AF: Oh yeah. You can’t watch that movie just once.

NM: No no. I realized, it’s really not that abstract. It’s very concrete. Another one. V for Vendetta .

AF: Yes! I LOVE V for Vendetta!

NM: That’s another one where it’s like out there and sci-fi. But really, no. It’s so concrete.

AF: Yeah. Well the first time through you’re just trying to figure it out and put the pieces together. But then when you watch it again, you can focus on the plot and details.

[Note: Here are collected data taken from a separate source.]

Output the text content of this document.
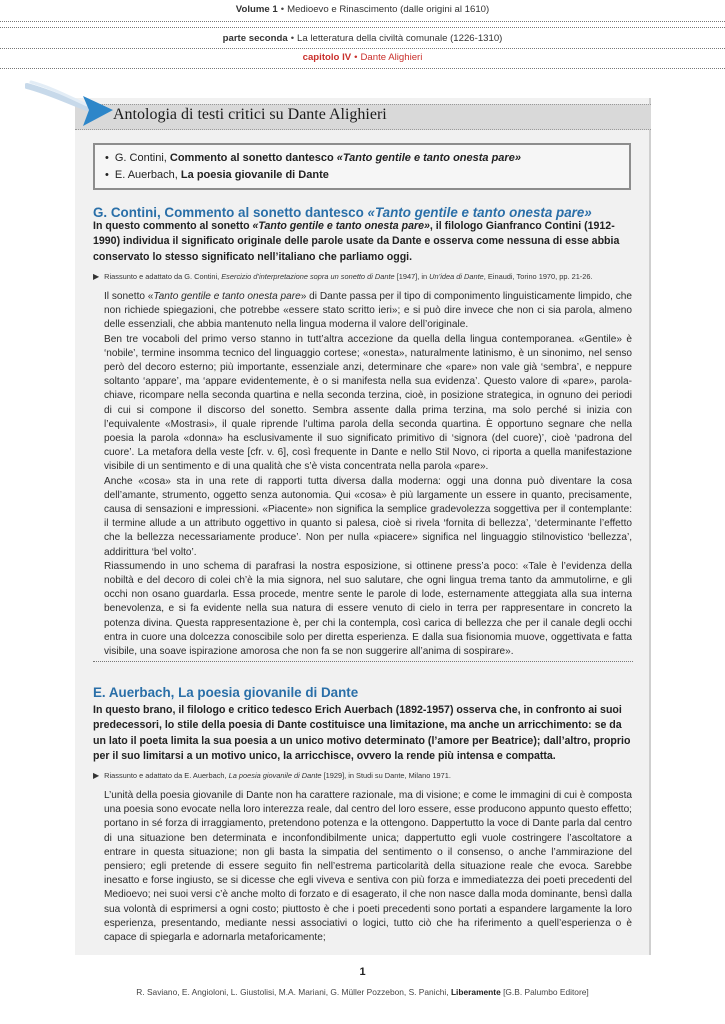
Volume 1 • Medioevo e Rinascimento (dalle origini al 1610)
parte seconda • La letteratura della civiltà comunale (1226-1310)
capitolo IV • Dante Alighieri
Antologia di testi critici su Dante Alighieri
• G. Contini, Commento al sonetto dantesco «Tanto gentile e tanto onesta pare»
• E. Auerbach, La poesia giovanile di Dante
G. Contini, Commento al sonetto dantesco «Tanto gentile e tanto onesta pare»
In questo commento al sonetto «Tanto gentile e tanto onesta pare», il filologo Gianfranco Contini (1912-1990) individua il significato originale delle parole usate da Dante e osserva come nessuna di esse abbia conservato lo stesso significato nell’italiano che parliamo oggi.
▶ Riassunto e adattato da G. Contini, Esercizio d’interpretazione sopra un sonetto di Dante [1947], in Un’idea di Dante, Einaudi, Torino 1970, pp. 21-26.

Il sonetto «Tanto gentile e tanto onesta pare» di Dante passa per il tipo di componimento linguisticamente limpido, che non richiede spiegazioni, che potrebbe «essere stato scritto ieri»; e si può dire invece che non ci sia parola, almeno delle essenziali, che abbia mantenuto nella lingua moderna il valore dell’originale.

Ben tre vocaboli del primo verso stanno in tutt’altra accezione da quella della lingua contemporanea. «Gentile» è ‘nobile’, termine insomma tecnico del linguaggio cortese; «onesta», naturalmente latinismo, è un sinonimo, nel senso però del decoro esterno; più importante, essenziale anzi, determinare che «pare» non vale già ‘sembra’, e neppure soltanto ‘appare’, ma ‘appare evidentemente, è o si manifesta nella sua evidenza’. Questo valore di «pare», parola-chiave, ricompare nella seconda quartina e nella seconda terzina, cioè, in posizione strategica, in ognuno dei periodi di cui si compone il discorso del sonetto. Sembra assente dalla prima terzina, ma solo perché si inizia con l’equivalente «Mostrasi», il quale riprende l’ultima parola della seconda quartina. È opportuno segnare che nella poesia la parola «donna» ha esclusivamente il suo significato primitivo di ‘signora (del cuore)’, cioè ‘padrona del cuore’. La metafora della veste [cfr. v. 6], così frequente in Dante e nello Stil Novo, ci riporta a quella manifestazione visibile di un sentimento e di una qualità che s’è vista concentrata nella parola «pare».

Anche «cosa» sta in una rete di rapporti tutta diversa dalla moderna: oggi una donna può diventare la cosa dell’amante, strumento, oggetto senza autonomia. Qui «cosa» è più largamente un essere in quanto, precisamente, causa di sensazioni e impressioni. «Piacente» non significa la semplice gradevolezza soggettiva per il contemplante: il termine allude a un attributo oggettivo in quanto si palesa, cioè si rivela ‘fornita di bellezza’, ‘determinante l’effetto che la bellezza necessariamente produce’. Non per nulla «piacere» significa nel linguaggio stilnovistico ‘bellezza’, addirittura ‘bel volto’.

Riassumendo in uno schema di parafrasi la nostra esposizione, si ottinene press’a poco: «Tale è l’evidenza della nobiltà e del decoro di colei ch’è la mia signora, nel suo salutare, che ogni lingua trema tanto da ammutolirne, e gli occhi non osano guardarla. Essa procede, mentre sente le parole di lode, esternamente atteggiata alla sua interna benevolenza, e si fa evidente nella sua natura di essere venuto di cielo in terra per rappresentare in concreto la potenza divina. Questa rappresentazione è, per chi la contempla, così carica di bellezza che per il canale degli occhi entra in cuore una dolcezza conoscibile solo per diretta esperienza. E dalla sua fisionomia muove, oggettivata e fatta visibile, una soave ispirazione amorosa che non fa se non suggerire all’anima di sospirare».

E. Auerbach, La poesia giovanile di Dante
In questo brano, il filologo e critico tedesco Erich Auerbach (1892-1957) osserva che, in confronto ai suoi predecessori, lo stile della poesia di Dante costituisce una limitazione, ma anche un arricchimento: se da un lato il poeta limita la sua poesia a un unico motivo determinato (l’amore per Beatrice); dall’altro, proprio per il suo limitarsi a un motivo unico, la arricchisce, ovvero la rende più intensa e compatta.
▶ Riassunto e adattato da E. Auerbach, La poesia giovanile di Dante [1929], in Studi su Dante, Milano 1971.

L’unità della poesia giovanile di Dante non ha carattere razionale, ma di visione; e come le immagini di cui è composta una poesia sono evocate nella loro interezza reale, dal centro del loro essere, esse producono appunto questo effetto; portano in sé forza di irraggiamento, pretendono potenza e la ottengono. Dappertutto la voce di Dante parla dal centro di una situazione ben determinata e inconfondibilmente unica; dappertutto egli vuole costringere l’ascoltatore a entrare in questa situazione; non gli basta la simpatia del sentimento o il consenso, o anche l’ammirazione del pensiero; egli pretende di essere seguito fin nell’estrema particolarità della situazione reale che evoca. Sarebbe inesatto e forse ingiusto, se si dicesse che egli viveva e sentiva con più forza e immediatezza dei poeti precedenti del Medioevo; nei suoi versi c’è anche molto di forzato e di esagerato, il che non nasce dalla moda dominante, bensì dalla sua volontà di esprimersi a ogni costo; piuttosto è che i poeti precedenti sono portati a espandere largamente la loro esperienza, presentando, mediante nessi associativi o logici, tutto ciò che ha riferimento a quell’esperienza o è capace di spiegarla e adornarla metaforicamente;

1
R. Saviano, E. Angioloni, L. Giustolisi, M.A. Mariani, G. Müller Pozzebon, S. Panichi, Liberamente [G.B. Palumbo Editore]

NM: Yeah! You can tell you’ve touched on one of my hot issues. I’m a movie guy. The other one is cars. Or even chess too. If we get into cars or chess, we’re going to be here all day. [ Laughs ]

AF: I’m a car lover.

NM: Are ya?

AF: Yeah. My dream car would be a 69 Chevelle Supersport. Kind of a cliché thing to say.

NM: No, no dude!

AF: Let’s do some more favorites. How about some of your favorite bands.

NM: I’ll be brief because unfortunately I’m running out of time. But…there’s a band I’m really into right now called Karnivool. They’re from Australia . Anyone who’s a fan of rock and incredible musicianship, cool songs, get it! The record is called, Themata.

AF: I just got into a band not long ago called 3. Actually they’re going on tour with Opeth and Dream Theater this April. I saw them when I did the interview with Gavin Harrison. They’re awesome. Out of New York. You know how a lot of prog bands have that “prog sound”?

NM: Yeah.

AF: Yeah. Like they’re trying to be like Dream Theater or whatever. These guys have their own thing goin’.

NM: So does Karnivool. They have a prog element just because of the musicianship.

AF: Not like the, “Hey look how many notes I can play!” type band right?

NM: No. Not at all.

AF: I’m not going to name names.

[Both laugh]

AF: Not Dream Theater for the record. They’re one of my favorite bands. But…Other bands.

NM: Yeah. You don’t have to cover yourself. I’m not doing the interview, you are! You can take all your bad stuff out of it and take all the bad stuff I say and print in bold! [ Both laugh ]

AF: Cool man. Well hey, you need to get out of here. Its time for dinner.

NM: Yeah I gotta run, but listen, if you come up with more questions, just call me and we’ll get together.